I have already seen this conversion first hand. Not here, but in China. When I lectured in Shanghai in 1993, all Chinese schooling from elementary to university was free– paid by the state. With five times our population but one-fifth the universities, competition for higher education was intense. At all grade levels through university, stark classrooms were filled with a minimum of 60 students per class taught by underpaid teachers with few supplies. If you scored high enough to enter college, your room and board were also free.
When I returned in 1998, China was charging tuition for high school and college students. Not just one-fourth to one-third of the cost, as our university students pay, but full tuition to cover the complete operating costs. In the developed areas, teacher pay rose dramatically. School rooms were modernized. The government directed its money to capital building. And today, China has tripled its university capacity.

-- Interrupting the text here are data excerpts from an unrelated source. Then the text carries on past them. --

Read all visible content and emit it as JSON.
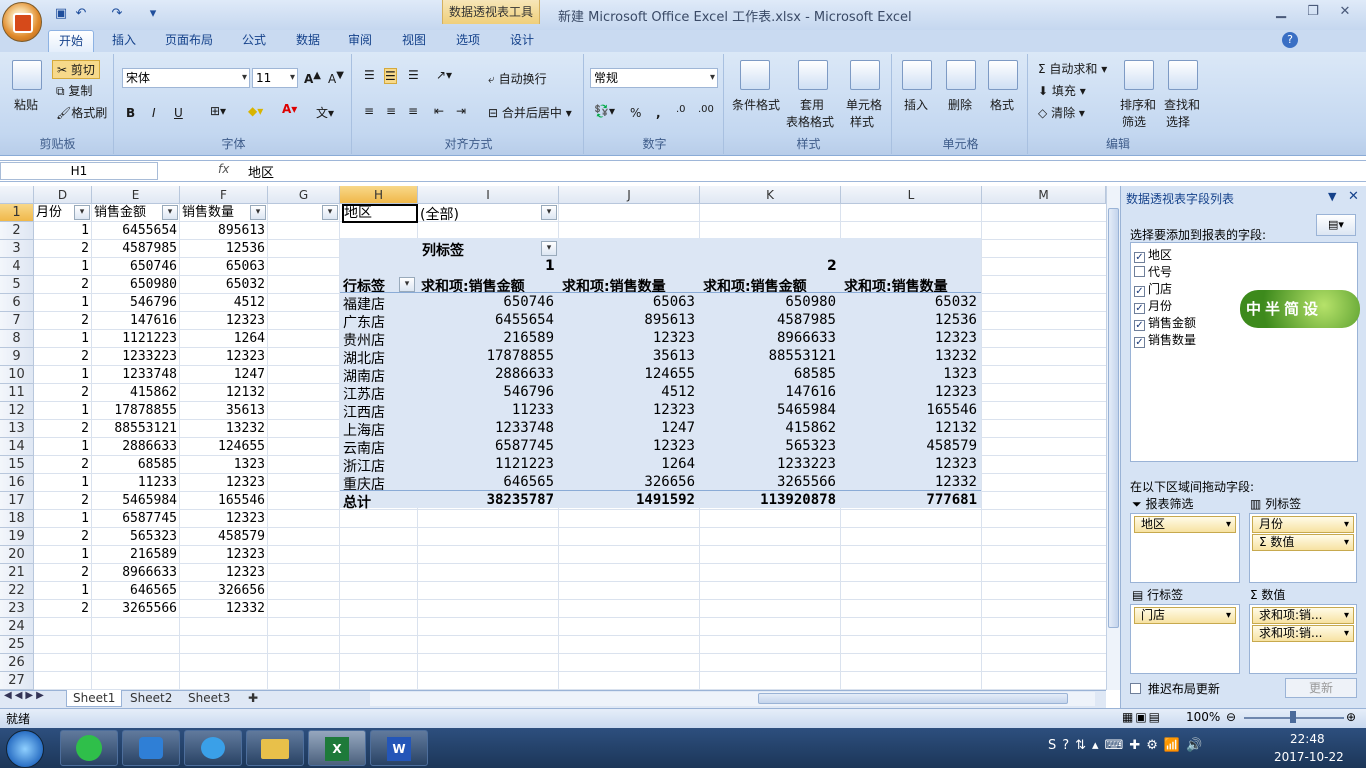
{
  "window": {
    "title": "新建 Microsoft Office Excel 工作表.xlsx - Microsoft Excel",
    "context_tab": "数据透视表工具"
  },
  "tabs": [
    "开始",
    "插入",
    "页面布局",
    "公式",
    "数据",
    "审阅",
    "视图",
    "选项",
    "设计"
  ],
  "ribbon": {
    "clipboard": {
      "label": "剪贴板",
      "paste": "粘贴",
      "cut": "剪切",
      "copy": "复制",
      "format_painter": "格式刷"
    },
    "font": {
      "label": "字体",
      "font_name": "宋体",
      "font_size": "11",
      "bold": "B",
      "italic": "I",
      "underline": "U"
    },
    "alignment": {
      "label": "对齐方式",
      "wrap": "自动换行",
      "merge": "合并后居中"
    },
    "number": {
      "label": "数字",
      "format": "常规",
      "percent": "%",
      "comma": ","
    },
    "styles": {
      "label": "样式",
      "conditional": "条件格式",
      "table1": "套用",
      "table2": "表格格式",
      "cell1": "单元格",
      "cell2": "样式"
    },
    "cells": {
      "label": "单元格",
      "insert": "插入",
      "delete": "删除",
      "format": "格式"
    },
    "editing": {
      "label": "编辑",
      "autosum": "自动求和",
      "fill": "填充",
      "clear": "清除",
      "sort1": "排序和",
      "sort2": "筛选",
      "find1": "查找和",
      "find2": "选择"
    }
  },
  "formula_bar": {
    "name_box": "H1",
    "fx": "fx",
    "content": "地区"
  },
  "columns": [
    {
      "name": "D"
    },
    {
      "name": "E"
    },
    {
      "name": "F"
    },
    {
      "name": "G"
    },
    {
      "name": "H"
    },
    {
      "name": "I"
    },
    {
      "name": "J"
    },
    {
      "name": "K"
    },
    {
      "name": "L"
    },
    {
      "name": "M"
    }
  ],
  "rows": [
    "1",
    "2",
    "3",
    "4",
    "5",
    "6",
    "7",
    "8",
    "9",
    "10",
    "11",
    "12",
    "13",
    "14",
    "15",
    "16",
    "17",
    "18",
    "19",
    "20",
    "21",
    "22",
    "23",
    "24",
    "25",
    "26",
    "27"
  ],
  "table_headers": [
    "月份",
    "销售金额",
    "销售数量"
  ],
  "table_rows": [
    [
      "1",
      "6455654",
      "895613"
    ],
    [
      "2",
      "4587985",
      "12536"
    ],
    [
      "1",
      "650746",
      "65063"
    ],
    [
      "2",
      "650980",
      "65032"
    ],
    [
      "1",
      "546796",
      "4512"
    ],
    [
      "2",
      "147616",
      "12323"
    ],
    [
      "1",
      "1121223",
      "1264"
    ],
    [
      "2",
      "1233223",
      "12323"
    ],
    [
      "1",
      "1233748",
      "1247"
    ],
    [
      "2",
      "415862",
      "12132"
    ],
    [
      "1",
      "17878855",
      "35613"
    ],
    [
      "2",
      "88553121",
      "13232"
    ],
    [
      "1",
      "2886633",
      "124655"
    ],
    [
      "2",
      "68585",
      "1323"
    ],
    [
      "1",
      "11233",
      "12323"
    ],
    [
      "2",
      "5465984",
      "165546"
    ],
    [
      "1",
      "6587745",
      "12323"
    ],
    [
      "2",
      "565323",
      "458579"
    ],
    [
      "1",
      "216589",
      "12323"
    ],
    [
      "2",
      "8966633",
      "12323"
    ],
    [
      "1",
      "646565",
      "326656"
    ],
    [
      "2",
      "3265566",
      "12332"
    ]
  ],
  "pivot": {
    "filter_label": "地区",
    "filter_value": "(全部)",
    "col_label": "列标签",
    "row_label": "行标签",
    "month1": "1",
    "month2": "2",
    "val_headers": [
      "求和项:销售金额",
      "求和项:销售数量",
      "求和项:销售金额",
      "求和项:销售数量"
    ],
    "rows": [
      {
        "store": "福建店",
        "v": [
          "650746",
          "65063",
          "650980",
          "65032"
        ]
      },
      {
        "store": "广东店",
        "v": [
          "6455654",
          "895613",
          "4587985",
          "12536"
        ]
      },
      {
        "store": "贵州店",
        "v": [
          "216589",
          "12323",
          "8966633",
          "12323"
        ]
      },
      {
        "store": "湖北店",
        "v": [
          "17878855",
          "35613",
          "88553121",
          "13232"
        ]
      },
      {
        "store": "湖南店",
        "v": [
          "2886633",
          "124655",
          "68585",
          "1323"
        ]
      },
      {
        "store": "江苏店",
        "v": [
          "546796",
          "4512",
          "147616",
          "12323"
        ]
      },
      {
        "store": "江西店",
        "v": [
          "11233",
          "12323",
          "5465984",
          "165546"
        ]
      },
      {
        "store": "上海店",
        "v": [
          "1233748",
          "1247",
          "415862",
          "12132"
        ]
      },
      {
        "store": "云南店",
        "v": [
          "6587745",
          "12323",
          "565323",
          "458579"
        ]
      },
      {
        "store": "浙江店",
        "v": [
          "1121223",
          "1264",
          "1233223",
          "12323"
        ]
      },
      {
        "store": "重庆店",
        "v": [
          "646565",
          "326656",
          "3265566",
          "12332"
        ]
      }
    ],
    "total_label": "总计",
    "totals": [
      "38235787",
      "1491592",
      "113920878",
      "777681"
    ]
  },
  "sheet_tabs": [
    "Sheet1",
    "Sheet2",
    "Sheet3"
  ],
  "task_pane": {
    "title": "数据透视表字段列表",
    "choose_label": "选择要添加到报表的字段:",
    "fields": [
      {
        "name": "地区",
        "checked": "✓"
      },
      {
        "name": "代号",
        "checked": ""
      },
      {
        "name": "门店",
        "checked": "✓"
      },
      {
        "name": "月份",
        "checked": "✓"
      },
      {
        "name": "销售金额",
        "checked": "✓"
      },
      {
        "name": "销售数量",
        "checked": "✓"
      }
    ],
    "drag_label": "在以下区域间拖动字段:",
    "report_filter": "报表筛选",
    "column_labels": "列标签",
    "row_labels": "行标签",
    "values": "数值",
    "filter_items": [
      "地区"
    ],
    "column_items": [
      "月份",
      "Σ 数值"
    ],
    "row_items": [
      "门店"
    ],
    "value_items": [
      "求和项:销...",
      "求和项:销..."
    ],
    "defer": "推迟布局更新",
    "update": "更新"
  },
  "watermark": "中半简设",
  "status": {
    "ready": "就绪",
    "zoom": "100%"
  },
  "clock": {
    "time": "22:48",
    "date": "2017-10-22"
  },
  "colors": {
    "accent": "#15428b",
    "pivot_bg": "#dce6f4",
    "selected_header": "#f0b84a"
  }
}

In the developed regions of China, living conditions every month are measurably better than the last, and privatization of education is seen as an important part of the new market economy. It has supercharged educational development, moving it much faster than it ever could under a planned system.
I tell my Chinese hosts “It is China that has the privatized system, and American that has socialized education.” And they always quote Deng Xiaoping: “It does not matter whether the cat is black or white, as long as it catches the mouse.” In other words: whatever works.
But it is not working in the rural undeveloped part of China. Half the population lives in villages up remote valleys. They are 50 years behind the developed zones. Any brilliant child who can self study and succeed, leaves to go to the developed zone and never comes back. Government grants of free tuition for students who will return to teach, go unclaimed. In 2001, Premier Zhu Rongji told officials across China that this problem, this lack of good teachers and educational opportunity in the rural areas, must be solved within a year. When I traveled across China in 2002, I asked party secretaries at schools “How was this solved?” They hung their heads.
I remember this dilemma during this holiday season because it is now that so many Americans gather before the TV to watch the film classic “It’s a Wonderful Life.” And by so clearly contrasting what life would be like with and without the character played by Jimmy Stewart, we should all feel the consequences of operating for privatization or public good. If you remember, it is the private banker Mr. Potter who wants to close down the building-and-loan (a credit union) and who starts a rumor to cause a run on the community agency. Jimmy Stewart tries to save it. In this segment, Stewart addresses the crowd that is demanding to withdraw their deposits:
(Soundtrack excerpt here)
And so it is with education. We are all investing in Joe’s children. In everyone’s children. Because we all benefit when the younger generation is well educated. Even when we do not have any children ourselves.
The movie may be fiction, but it portrays some stark realities. Realities about privatization that my colleagues in rural China are discovering today.
This holiday allegory is about privatization versus public good. And when the public good prevails, the title says it all: “It’s a Wonderful Life.”